I'm a PhD candidate in Mechanical Engineering at Johns Hopkins University (JHU), advised by Prof. Marin Kobilarov
and Prof. Iulian Iordachita. My current research focuses on robot-assisted eye surgery.
I'm interested in achieving surgical robot autonomy using computer vision and deep learning methods.
Previously, I obtained my second Master's degree in Mechanical Engineering at JHU, advised by Marin Kobilarov.
I obtained both my Bachelor's and first Master's degree in Naval Architecture and Ocean Engineering at Harbin Engineering University.
[Jan 2025] - One paper was accepted by ICRA 2025.
[Apr 2024] - One paper was accepted by EMBC 2024.
[Feb 2024] - One paper was accepted by RA-L.
[Jan 2024] - One paper was accepted by ICRA 2024.
[Jan 2024] - One paper was accepted by RA-L.
[Oct 2023] - Our poster received the 1st Place Best Poster Award at DMMR Workshop
at IROS 2023. [Poster][Photo]
[Apr 2023] - One abstract was accepted by ICRA 2023 Workshop: New Evolutions in Surgical Robotics. [Poster]
[Jan 2023] - Two papers were accepted by ICRA 2023.
[Oct 2022] - One paper was accepted by BIBM 2022.
[Jan 2022] - One paper was accepted by BioMed 2022.
[July 2021] - One paper was accepted by CDC 2021.
[Oct 2020] - One paper was accepted by CoRL 2020.
Selected Publications
A Feasible Workflow for Retinal Vein Cannulation in Ex Vivo Porcine Eyes with Robotic Assistance
This work combines the Steady Hand Eye Robot (SHER) with intraoperative Optical Coherence Tomography (iOCT) to develop a workflow for autonomous needle navigation for subretinal injection.
Towards Autonomous Retinal Microsurgery Using RGB-D Images
We demonstrate a real-time autonomous system and workflow for subretinal injection.
This is enabled by the global view provided by microscope images and dynamically-aligned B-scan images that track the needle axis for real-time depth feedback.
Autonomous Needle Navigation in Retinal Microsurgery: Evaluation in ex vivo Porcine Eyes
This work develops a strategy for autonomous needle navigation in retinal microsurgery aiming to achieve precise manipulation, reduced end-to-end surgery time, and enhanced safety.
This is accomplished through real-time geometry estimation and chance-constrained Model Predictive Control (MPC) resulting in high positional accuracy while keeping scleral forces within a safe level.
Towards safer retinal surgery through chance constraint optimization and real-time geometry estimation
We present a framework that combines real-time eye geometry estimation and chance-constrained optimal control to bound the probability for tissue damage during autonomous robotic navigation.

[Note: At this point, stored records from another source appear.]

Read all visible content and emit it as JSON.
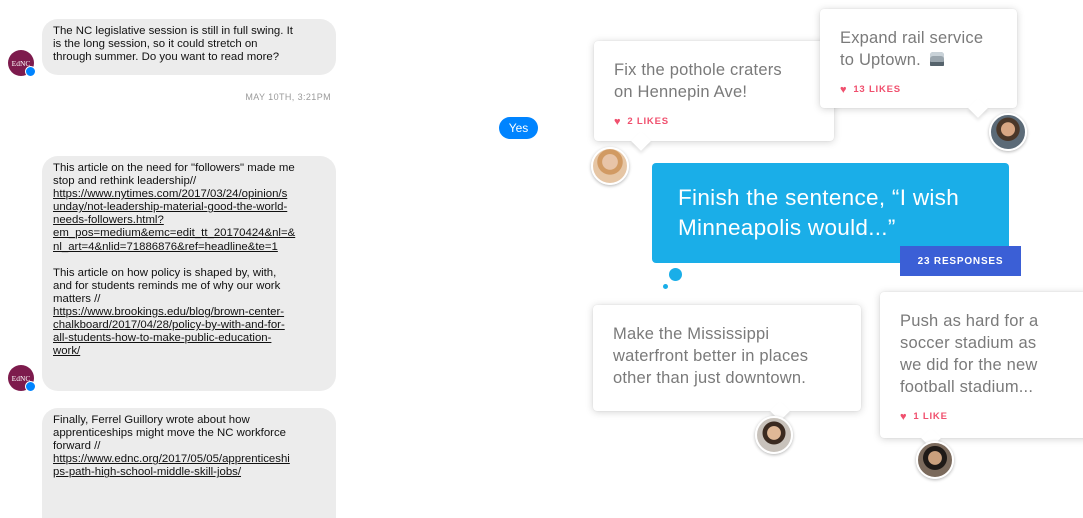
{
  "messenger": {
    "avatar_text": "EdNC",
    "messages": [
      {
        "lines": [
          "The NC legislative session is still in full swing. It",
          "is the long session, so it could stretch on",
          "through summer. Do you want to read more?"
        ]
      },
      {
        "para1_lines": [
          "This article on the need for \"followers\" made me",
          "stop and rethink leadership//"
        ],
        "link1_lines": [
          "https://www.nytimes.com/2017/03/24/opinion/s",
          "unday/not-leadership-material-good-the-world-",
          "needs-followers.html?",
          "em_pos=medium&emc=edit_tt_20170424&nl=&",
          "nl_art=4&nlid=71886876&ref=headline&te=1"
        ],
        "para2_lines": [
          "This article on how policy is shaped by, with,",
          "and for students reminds me of why our work",
          "matters //"
        ],
        "link2_lines": [
          "https://www.brookings.edu/blog/brown-center-",
          "chalkboard/2017/04/28/policy-by-with-and-for-",
          "all-students-how-to-make-public-education-",
          "work/"
        ]
      },
      {
        "para_lines": [
          "Finally, Ferrel Guillory wrote about how",
          "apprenticeships might move the NC workforce",
          "forward //"
        ],
        "link_lines": [
          "https://www.ednc.org/2017/05/05/apprenticeshi",
          "ps-path-high-school-middle-skill-jobs/"
        ]
      }
    ],
    "timestamp": "MAY 10TH, 3:21PM",
    "reply": "Yes"
  },
  "board": {
    "prompt_line1": "Finish the sentence, “I wish",
    "prompt_line2": "Minneapolis would...”",
    "responses_badge": "23 RESPONSES",
    "cards": [
      {
        "line1": "Fix the pothole craters",
        "line2": "on Hennepin Ave!",
        "likes": "2 LIKES"
      },
      {
        "line1": "Expand rail service",
        "line2": "to Uptown.",
        "likes": "13 LIKES"
      },
      {
        "line1": "Make the Mississippi",
        "line2": "waterfront better in places",
        "line3": "other than just downtown."
      },
      {
        "line1": "Push as hard for a",
        "line2": "soccer stadium as",
        "line3": "we did for the new",
        "line4": "football stadium...",
        "likes": "1 LIKE"
      }
    ]
  },
  "colors": {
    "brand_avatar": "#7d1b4d",
    "messenger_blue": "#0084ff",
    "prompt_blue": "#1aaee8",
    "badge_blue": "#3b5fd6",
    "like_red": "#f0506e"
  }
}
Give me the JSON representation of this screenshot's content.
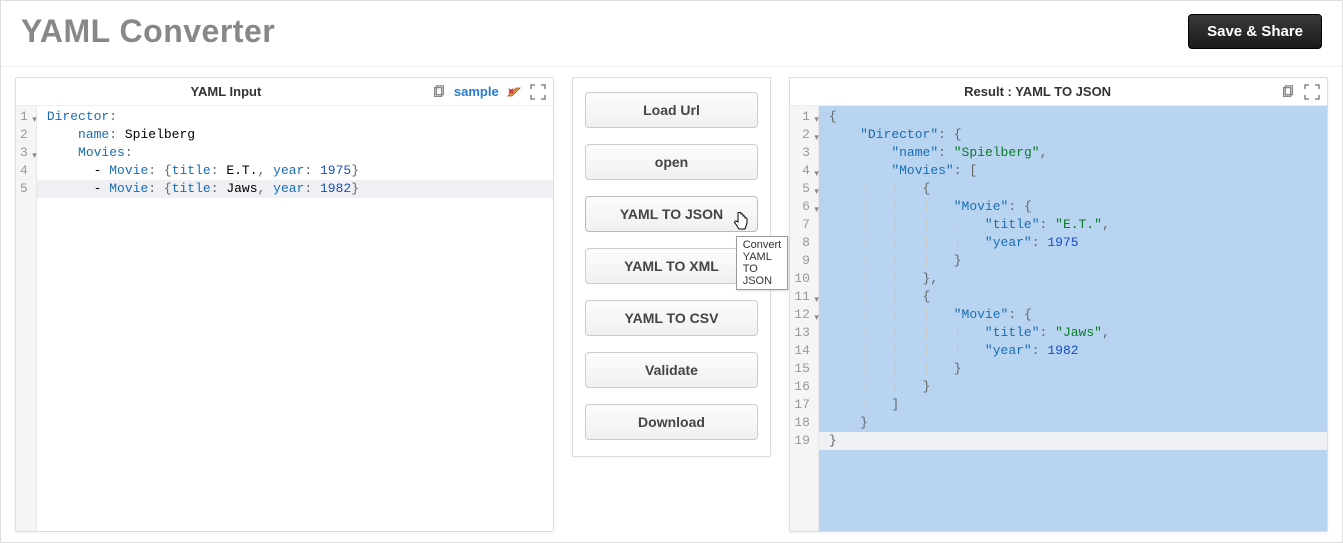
{
  "header": {
    "title": "YAML Converter",
    "save_share": "Save & Share"
  },
  "panels": {
    "input": {
      "title": "YAML Input",
      "sample_label": "sample",
      "lines": [
        {
          "n": "1",
          "fold": true,
          "html": "<span class='tok-yamlkey'>Director</span><span class='tok-punc'>:</span>"
        },
        {
          "n": "2",
          "fold": false,
          "html": "    <span class='tok-yamlkey'>name</span><span class='tok-punc'>:</span> Spielberg"
        },
        {
          "n": "3",
          "fold": true,
          "html": "    <span class='tok-yamlkey'>Movies</span><span class='tok-punc'>:</span>"
        },
        {
          "n": "4",
          "fold": false,
          "html": "      - <span class='tok-yamlkey'>Movie</span><span class='tok-punc'>:</span> <span class='tok-punc'>{</span><span class='tok-yamlattr'>title</span><span class='tok-punc'>:</span> E.T.<span class='tok-punc'>,</span> <span class='tok-yamlattr'>year</span><span class='tok-punc'>:</span> <span class='tok-num'>1975</span><span class='tok-punc'>}</span>"
        },
        {
          "n": "5",
          "fold": false,
          "hl": true,
          "html": "      - <span class='tok-yamlkey'>Movie</span><span class='tok-punc'>:</span> <span class='tok-punc'>{</span><span class='tok-yamlattr'>title</span><span class='tok-punc'>:</span> Jaws<span class='tok-punc'>,</span> <span class='tok-yamlattr'>year</span><span class='tok-punc'>:</span> <span class='tok-num'>1982</span><span class='tok-punc'>}</span>"
        }
      ]
    },
    "output": {
      "title": "Result : YAML TO JSON",
      "lines": [
        {
          "n": "1",
          "fold": true,
          "html": "<span class='tok-punc'>{</span>"
        },
        {
          "n": "2",
          "fold": true,
          "html": "    <span class='tok-key'>\"Director\"</span><span class='tok-punc'>:</span> <span class='tok-punc'>{</span>"
        },
        {
          "n": "3",
          "fold": false,
          "html": "        <span class='tok-key'>\"name\"</span><span class='tok-punc'>:</span> <span class='tok-str'>\"Spielberg\"</span><span class='tok-punc'>,</span>"
        },
        {
          "n": "4",
          "fold": true,
          "html": "        <span class='tok-key'>\"Movies\"</span><span class='tok-punc'>:</span> <span class='tok-punc'>[</span>"
        },
        {
          "n": "5",
          "fold": true,
          "html": "<span class='indent-guide'>    |   |   </span><span class='tok-punc'>{</span>"
        },
        {
          "n": "6",
          "fold": true,
          "html": "<span class='indent-guide'>    |   |   |   </span><span class='tok-key'>\"Movie\"</span><span class='tok-punc'>:</span> <span class='tok-punc'>{</span>"
        },
        {
          "n": "7",
          "fold": false,
          "html": "<span class='indent-guide'>    |   |   |   |   </span><span class='tok-key'>\"title\"</span><span class='tok-punc'>:</span> <span class='tok-str'>\"E.T.\"</span><span class='tok-punc'>,</span>"
        },
        {
          "n": "8",
          "fold": false,
          "html": "<span class='indent-guide'>    |   |   |   |   </span><span class='tok-key'>\"year\"</span><span class='tok-punc'>:</span> <span class='tok-num'>1975</span>"
        },
        {
          "n": "9",
          "fold": false,
          "html": "<span class='indent-guide'>    |   |   |   </span><span class='tok-punc'>}</span>"
        },
        {
          "n": "10",
          "fold": false,
          "html": "<span class='indent-guide'>    |   |   </span><span class='tok-punc'>},</span>"
        },
        {
          "n": "11",
          "fold": true,
          "html": "<span class='indent-guide'>    |   |   </span><span class='tok-punc'>{</span>"
        },
        {
          "n": "12",
          "fold": true,
          "html": "<span class='indent-guide'>    |   |   |   </span><span class='tok-key'>\"Movie\"</span><span class='tok-punc'>:</span> <span class='tok-punc'>{</span>"
        },
        {
          "n": "13",
          "fold": false,
          "html": "<span class='indent-guide'>    |   |   |   |   </span><span class='tok-key'>\"title\"</span><span class='tok-punc'>:</span> <span class='tok-str'>\"Jaws\"</span><span class='tok-punc'>,</span>"
        },
        {
          "n": "14",
          "fold": false,
          "html": "<span class='indent-guide'>    |   |   |   |   </span><span class='tok-key'>\"year\"</span><span class='tok-punc'>:</span> <span class='tok-num'>1982</span>"
        },
        {
          "n": "15",
          "fold": false,
          "html": "<span class='indent-guide'>    |   |   |   </span><span class='tok-punc'>}</span>"
        },
        {
          "n": "16",
          "fold": false,
          "html": "<span class='indent-guide'>    |   |   </span><span class='tok-punc'>}</span>"
        },
        {
          "n": "17",
          "fold": false,
          "html": "<span class='indent-guide'>    |   </span><span class='tok-punc'>]</span>"
        },
        {
          "n": "18",
          "fold": false,
          "html": "<span class='indent-guide'>    </span><span class='tok-punc'>}</span>"
        },
        {
          "n": "19",
          "fold": false,
          "last": true,
          "html": "<span class='tok-punc'>}</span>"
        }
      ]
    }
  },
  "center": {
    "buttons": [
      {
        "id": "load_url",
        "label": "Load Url"
      },
      {
        "id": "open",
        "label": "open"
      },
      {
        "id": "yaml_to_json",
        "label": "YAML TO JSON"
      },
      {
        "id": "yaml_to_xml",
        "label": "YAML TO XML"
      },
      {
        "id": "yaml_to_csv",
        "label": "YAML TO CSV"
      },
      {
        "id": "validate",
        "label": "Validate"
      },
      {
        "id": "download",
        "label": "Download"
      }
    ]
  },
  "tooltip": {
    "text": "Convert YAML TO JSON"
  }
}
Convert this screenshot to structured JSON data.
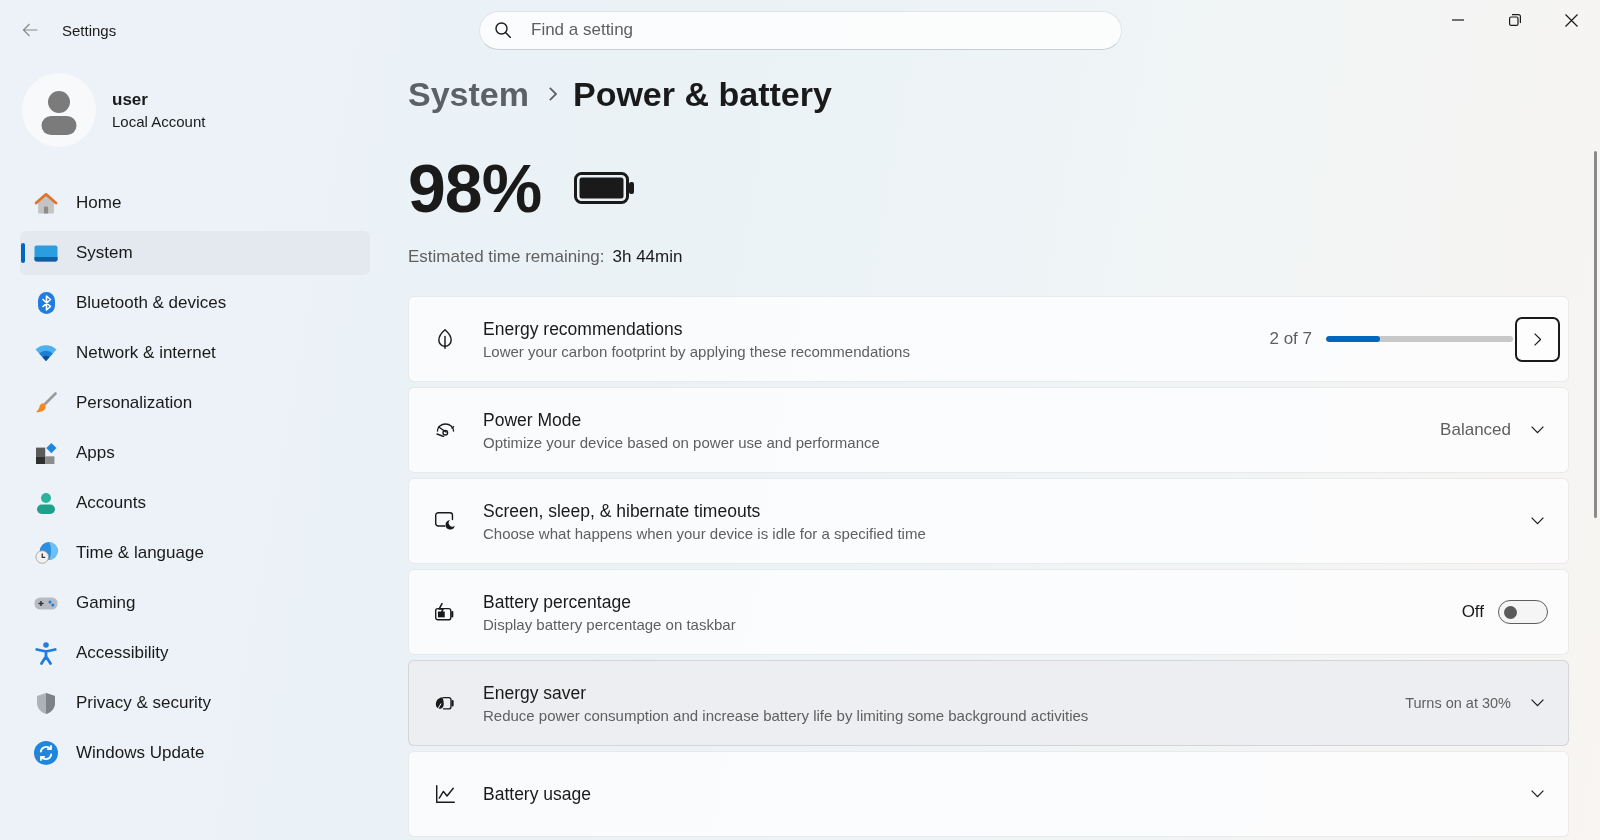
{
  "window": {
    "title": "Settings"
  },
  "search": {
    "placeholder": "Find a setting"
  },
  "account": {
    "name": "user",
    "type": "Local Account"
  },
  "nav": [
    {
      "label": "Home",
      "selected": false
    },
    {
      "label": "System",
      "selected": true
    },
    {
      "label": "Bluetooth & devices",
      "selected": false
    },
    {
      "label": "Network & internet",
      "selected": false
    },
    {
      "label": "Personalization",
      "selected": false
    },
    {
      "label": "Apps",
      "selected": false
    },
    {
      "label": "Accounts",
      "selected": false
    },
    {
      "label": "Time & language",
      "selected": false
    },
    {
      "label": "Gaming",
      "selected": false
    },
    {
      "label": "Accessibility",
      "selected": false
    },
    {
      "label": "Privacy & security",
      "selected": false
    },
    {
      "label": "Windows Update",
      "selected": false
    }
  ],
  "breadcrumb": {
    "parent": "System",
    "current": "Power & battery"
  },
  "battery": {
    "percent": "98%"
  },
  "estimate": {
    "label": "Estimated time remaining:",
    "value": "3h 44min"
  },
  "cards": [
    {
      "kind": "progress",
      "title": "Energy recommendations",
      "subtitle": "Lower your carbon footprint by applying these recommendations",
      "count": "2 of 7",
      "level": 0.29,
      "hovered": false
    },
    {
      "kind": "dropdown",
      "title": "Power Mode",
      "subtitle": "Optimize your device based on power use and performance",
      "value": "Balanced",
      "hovered": false
    },
    {
      "kind": "expander",
      "title": "Screen, sleep, & hibernate timeouts",
      "subtitle": "Choose what happens when your device is idle for a specified time",
      "hovered": false
    },
    {
      "kind": "toggle",
      "title": "Battery percentage",
      "subtitle": "Display battery percentage on taskbar",
      "state_label": "Off",
      "on": false,
      "hovered": false
    },
    {
      "kind": "expander",
      "title": "Energy saver",
      "subtitle": "Reduce power consumption and increase battery life by limiting some background activities",
      "value": "Turns on at 30%",
      "hovered": true
    },
    {
      "kind": "expander",
      "title": "Battery usage",
      "hovered": false
    }
  ]
}
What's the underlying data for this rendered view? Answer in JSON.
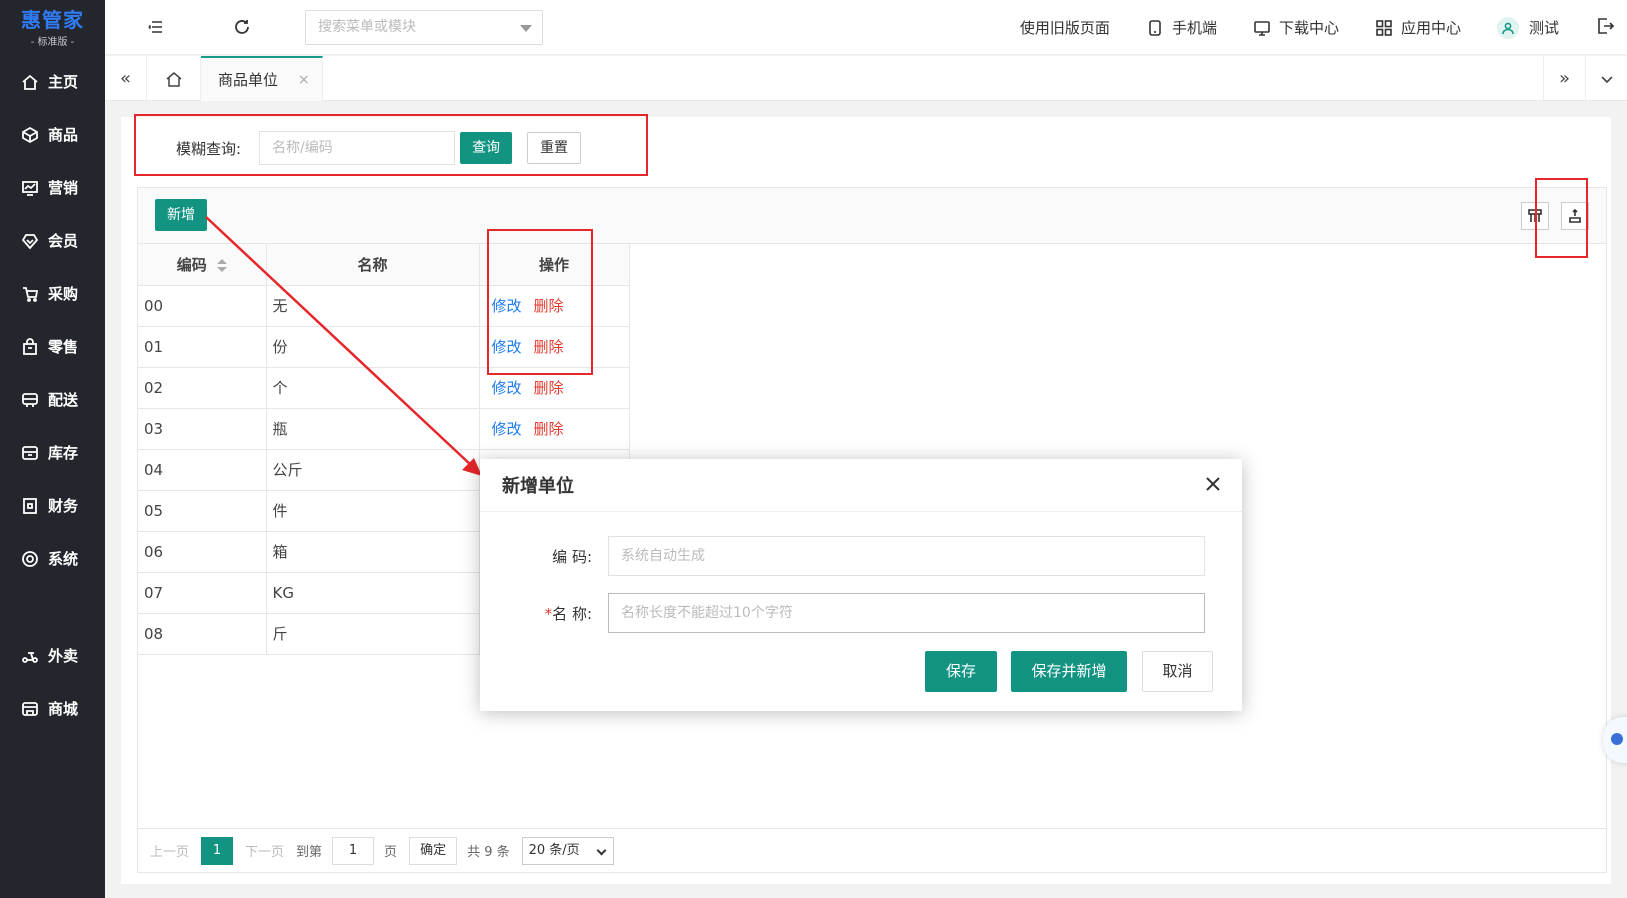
{
  "logo": {
    "title": "惠管家",
    "subtitle": "- 标准版 -"
  },
  "sidebar": {
    "items": [
      {
        "label": "主页",
        "icon": "home-icon"
      },
      {
        "label": "商品",
        "icon": "box-icon"
      },
      {
        "label": "营销",
        "icon": "chart-icon"
      },
      {
        "label": "会员",
        "icon": "diamond-icon"
      },
      {
        "label": "采购",
        "icon": "cart-icon"
      },
      {
        "label": "零售",
        "icon": "bag-icon"
      },
      {
        "label": "配送",
        "icon": "truck-icon"
      },
      {
        "label": "库存",
        "icon": "warehouse-icon"
      },
      {
        "label": "财务",
        "icon": "finance-icon"
      },
      {
        "label": "系统",
        "icon": "settings-icon"
      },
      {
        "label": "外卖",
        "icon": "scooter-icon"
      },
      {
        "label": "商城",
        "icon": "store-icon"
      }
    ]
  },
  "header": {
    "menu_search_placeholder": "搜索菜单或模块",
    "old_page": "使用旧版页面",
    "mobile": "手机端",
    "download": "下载中心",
    "apps": "应用中心",
    "user": "测试"
  },
  "tabs": {
    "active_label": "商品单位",
    "close_symbol": "×"
  },
  "search": {
    "label": "模糊查询:",
    "placeholder": "名称/编码",
    "query_button": "查询",
    "reset_button": "重置"
  },
  "table": {
    "add_button": "新增",
    "columns": [
      "编码",
      "名称",
      "操作"
    ],
    "edit_label": "修改",
    "delete_label": "删除",
    "rows": [
      {
        "code": "00",
        "name": "无"
      },
      {
        "code": "01",
        "name": "份"
      },
      {
        "code": "02",
        "name": "个"
      },
      {
        "code": "03",
        "name": "瓶"
      },
      {
        "code": "04",
        "name": "公斤"
      },
      {
        "code": "05",
        "name": "件"
      },
      {
        "code": "06",
        "name": "箱"
      },
      {
        "code": "07",
        "name": "KG"
      },
      {
        "code": "08",
        "name": "斤"
      }
    ]
  },
  "pager": {
    "prev": "上一页",
    "current": "1",
    "next": "下一页",
    "goto": "到第",
    "page_input": "1",
    "page_unit": "页",
    "confirm": "确定",
    "total": "共 9 条",
    "page_size": "20 条/页"
  },
  "modal": {
    "title": "新增单位",
    "code_label": "编 码:",
    "code_placeholder": "系统自动生成",
    "name_required": "*",
    "name_label": "名 称:",
    "name_placeholder": "名称长度不能超过10个字符",
    "save": "保存",
    "save_and_new": "保存并新增",
    "cancel": "取消"
  },
  "colors": {
    "accent": "#139482",
    "annotation": "#e5262a",
    "sidebar": "#24262d",
    "link": "#1e7cf0",
    "danger": "#e33b2e"
  }
}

A neural network is trained to predict the relative location of 3-D points on the retina with respect to the current tool-tip position through expert demonstrations.
Towards autonomous eye surgery by combining deep imitation learning with optimal control
In this work, we demonstrate that autonomous navigation is possible by learning to predict goal positions on the retina from user-specified image pixel locations.
Our work has been tested in simulated eyes as well as eye phantom models where eye movement, different textures, refractive view, and various lighting conditions are encountered.